China’s economy grew 6.7 percent year on year in 2016, a slowdown from the 6.9-percent growth registered in 2015, the National Bureau of Statistics (NBS) data showed on Jan 20.
That marked China’s slowest annual expansion in 26 years. But it was in line with the official target range of 6.5 to 7 percent for 2016 and much stronger than some doom-mongers had predicted at the start of 2016, when concerns about a collapse in China’s growth rocked global financial markets.
The figure represents a medium-high level of growth and China’s economy continued to run within a reasonable range, with its structure further optimized and development model transformed, NBS chief Ning Jizhe said at a press conference.
Gross domestic product totaled 74.41 trillion yuan (about $10.83 trillion) in 2016, with the service sector accounting for 51.6 percent. Consumption contributed 64.6 percent to GDP growth last year.
Despite a protracted slowdown, China’s contribution to the world economic growth may again top that of all other countries, even exceeding the figure for all developed economies combined.
Early this week, the International Monetary Fund (IMF) revised its forecasts for China’s growth upward by 0.1 percentage point to 6.7 percent for 2016 and by 0.3 percentage points to 6.5 percent for 2017.
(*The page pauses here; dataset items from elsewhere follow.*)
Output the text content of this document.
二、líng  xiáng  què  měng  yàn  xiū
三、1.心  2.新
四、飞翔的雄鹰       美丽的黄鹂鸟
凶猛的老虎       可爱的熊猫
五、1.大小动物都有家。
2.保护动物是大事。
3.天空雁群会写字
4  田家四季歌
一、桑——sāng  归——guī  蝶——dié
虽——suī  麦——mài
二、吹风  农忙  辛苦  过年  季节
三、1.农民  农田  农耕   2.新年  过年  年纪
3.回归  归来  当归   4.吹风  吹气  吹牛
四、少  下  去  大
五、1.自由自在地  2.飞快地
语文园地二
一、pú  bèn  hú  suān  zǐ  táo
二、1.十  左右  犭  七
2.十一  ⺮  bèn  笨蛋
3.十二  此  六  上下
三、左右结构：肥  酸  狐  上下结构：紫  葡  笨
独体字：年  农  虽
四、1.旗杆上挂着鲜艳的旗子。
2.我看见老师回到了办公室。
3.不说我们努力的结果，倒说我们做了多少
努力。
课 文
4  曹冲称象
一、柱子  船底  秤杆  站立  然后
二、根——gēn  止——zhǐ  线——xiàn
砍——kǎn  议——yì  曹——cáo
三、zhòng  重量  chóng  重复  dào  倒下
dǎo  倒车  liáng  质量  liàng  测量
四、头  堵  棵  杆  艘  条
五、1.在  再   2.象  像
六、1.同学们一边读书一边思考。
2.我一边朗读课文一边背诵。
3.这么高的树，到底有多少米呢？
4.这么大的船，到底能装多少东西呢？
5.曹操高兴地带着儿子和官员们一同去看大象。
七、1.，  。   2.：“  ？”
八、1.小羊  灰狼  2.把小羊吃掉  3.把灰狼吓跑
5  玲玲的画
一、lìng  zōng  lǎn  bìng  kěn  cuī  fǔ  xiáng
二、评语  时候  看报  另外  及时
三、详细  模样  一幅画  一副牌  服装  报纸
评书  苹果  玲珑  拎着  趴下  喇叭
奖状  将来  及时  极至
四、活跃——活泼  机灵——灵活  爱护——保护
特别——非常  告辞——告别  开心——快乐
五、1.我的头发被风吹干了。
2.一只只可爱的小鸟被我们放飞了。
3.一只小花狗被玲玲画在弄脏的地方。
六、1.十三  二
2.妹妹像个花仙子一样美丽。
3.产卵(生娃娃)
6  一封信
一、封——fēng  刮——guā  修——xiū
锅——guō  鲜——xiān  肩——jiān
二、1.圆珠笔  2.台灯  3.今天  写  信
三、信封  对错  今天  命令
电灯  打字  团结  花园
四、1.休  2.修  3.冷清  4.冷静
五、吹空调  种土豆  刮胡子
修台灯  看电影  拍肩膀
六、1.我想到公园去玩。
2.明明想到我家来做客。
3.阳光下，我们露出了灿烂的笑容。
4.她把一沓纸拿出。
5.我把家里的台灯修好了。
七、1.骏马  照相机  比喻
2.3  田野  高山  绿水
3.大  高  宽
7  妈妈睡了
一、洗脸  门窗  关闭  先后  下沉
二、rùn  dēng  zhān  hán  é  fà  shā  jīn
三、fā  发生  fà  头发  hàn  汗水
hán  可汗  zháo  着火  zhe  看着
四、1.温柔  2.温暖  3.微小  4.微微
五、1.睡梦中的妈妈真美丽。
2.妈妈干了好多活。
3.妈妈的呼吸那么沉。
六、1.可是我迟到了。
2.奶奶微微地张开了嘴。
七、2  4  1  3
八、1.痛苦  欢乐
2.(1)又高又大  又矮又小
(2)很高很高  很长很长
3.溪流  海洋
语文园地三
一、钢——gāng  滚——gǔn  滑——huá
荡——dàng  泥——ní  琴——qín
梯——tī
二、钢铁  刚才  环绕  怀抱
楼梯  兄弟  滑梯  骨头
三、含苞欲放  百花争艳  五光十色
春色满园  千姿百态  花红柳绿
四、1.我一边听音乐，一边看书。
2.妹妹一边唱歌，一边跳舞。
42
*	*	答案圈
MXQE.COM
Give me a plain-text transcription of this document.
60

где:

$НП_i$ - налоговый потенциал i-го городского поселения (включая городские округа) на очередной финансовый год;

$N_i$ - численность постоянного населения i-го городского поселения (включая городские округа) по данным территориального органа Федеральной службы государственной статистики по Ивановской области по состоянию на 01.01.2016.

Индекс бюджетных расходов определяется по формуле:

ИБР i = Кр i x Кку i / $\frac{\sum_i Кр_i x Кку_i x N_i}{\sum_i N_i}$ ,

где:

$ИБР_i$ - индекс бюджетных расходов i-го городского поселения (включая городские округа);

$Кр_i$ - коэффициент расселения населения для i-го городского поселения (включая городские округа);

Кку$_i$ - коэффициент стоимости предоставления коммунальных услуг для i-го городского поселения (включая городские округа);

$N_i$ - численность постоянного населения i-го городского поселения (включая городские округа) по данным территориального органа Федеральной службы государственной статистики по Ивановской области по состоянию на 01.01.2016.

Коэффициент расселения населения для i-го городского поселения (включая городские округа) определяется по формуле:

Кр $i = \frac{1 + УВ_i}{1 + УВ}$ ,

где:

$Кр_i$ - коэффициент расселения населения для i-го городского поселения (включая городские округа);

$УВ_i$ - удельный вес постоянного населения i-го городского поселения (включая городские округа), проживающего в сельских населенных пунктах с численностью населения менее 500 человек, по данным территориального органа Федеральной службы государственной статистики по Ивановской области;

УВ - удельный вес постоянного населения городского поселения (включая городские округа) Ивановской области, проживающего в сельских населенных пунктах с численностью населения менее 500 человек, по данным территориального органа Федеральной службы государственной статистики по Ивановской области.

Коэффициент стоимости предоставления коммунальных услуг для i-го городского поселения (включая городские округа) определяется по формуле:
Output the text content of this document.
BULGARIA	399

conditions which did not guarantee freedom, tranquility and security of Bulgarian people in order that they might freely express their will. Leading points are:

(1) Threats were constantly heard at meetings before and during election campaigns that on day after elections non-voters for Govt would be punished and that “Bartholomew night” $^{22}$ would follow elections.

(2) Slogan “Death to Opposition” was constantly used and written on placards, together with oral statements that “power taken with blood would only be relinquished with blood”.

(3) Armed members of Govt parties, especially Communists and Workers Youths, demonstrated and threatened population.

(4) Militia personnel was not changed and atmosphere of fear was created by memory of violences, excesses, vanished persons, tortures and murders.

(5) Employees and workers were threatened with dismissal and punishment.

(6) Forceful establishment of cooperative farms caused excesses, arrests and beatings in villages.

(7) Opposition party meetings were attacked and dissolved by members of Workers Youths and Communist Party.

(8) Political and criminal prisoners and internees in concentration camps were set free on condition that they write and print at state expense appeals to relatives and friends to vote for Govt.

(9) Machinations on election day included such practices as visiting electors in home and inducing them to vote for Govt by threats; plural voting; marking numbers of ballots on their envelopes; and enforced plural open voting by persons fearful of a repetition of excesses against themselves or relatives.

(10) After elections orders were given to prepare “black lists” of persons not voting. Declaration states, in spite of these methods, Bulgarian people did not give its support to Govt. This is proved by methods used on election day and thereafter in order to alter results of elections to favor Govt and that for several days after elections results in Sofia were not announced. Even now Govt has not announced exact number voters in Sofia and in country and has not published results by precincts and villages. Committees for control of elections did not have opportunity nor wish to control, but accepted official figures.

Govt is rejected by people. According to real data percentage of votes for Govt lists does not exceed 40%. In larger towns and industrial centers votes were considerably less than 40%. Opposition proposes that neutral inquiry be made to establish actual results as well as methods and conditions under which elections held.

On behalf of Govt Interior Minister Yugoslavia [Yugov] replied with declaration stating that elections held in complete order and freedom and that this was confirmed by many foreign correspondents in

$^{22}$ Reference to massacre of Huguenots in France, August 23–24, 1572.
With the IMF predicting only 3.1 percent global growth last year, China’s contribution would account for more than one-third of the world’s growth.
For the fourth quarter, China’s economy grew 6.8 percent, slightly beating market forecasts and suggesting growth was stabilizing on a quarterly basis.
NBS data showed that major economic indicators softened last year, with industrial output growth slowing slightly to 6 percent from 6.1 percent in 2015.
Urban fixed-asset investment continued to cool, rising 8.1 percent year on year, compared with 10 percent in 2015. Retail sales rose 10.4 percent, down from 10.7 percent in 2015.
However, property development investment increased 6.9 percent year on year in 2016, up from only one percent in 2015.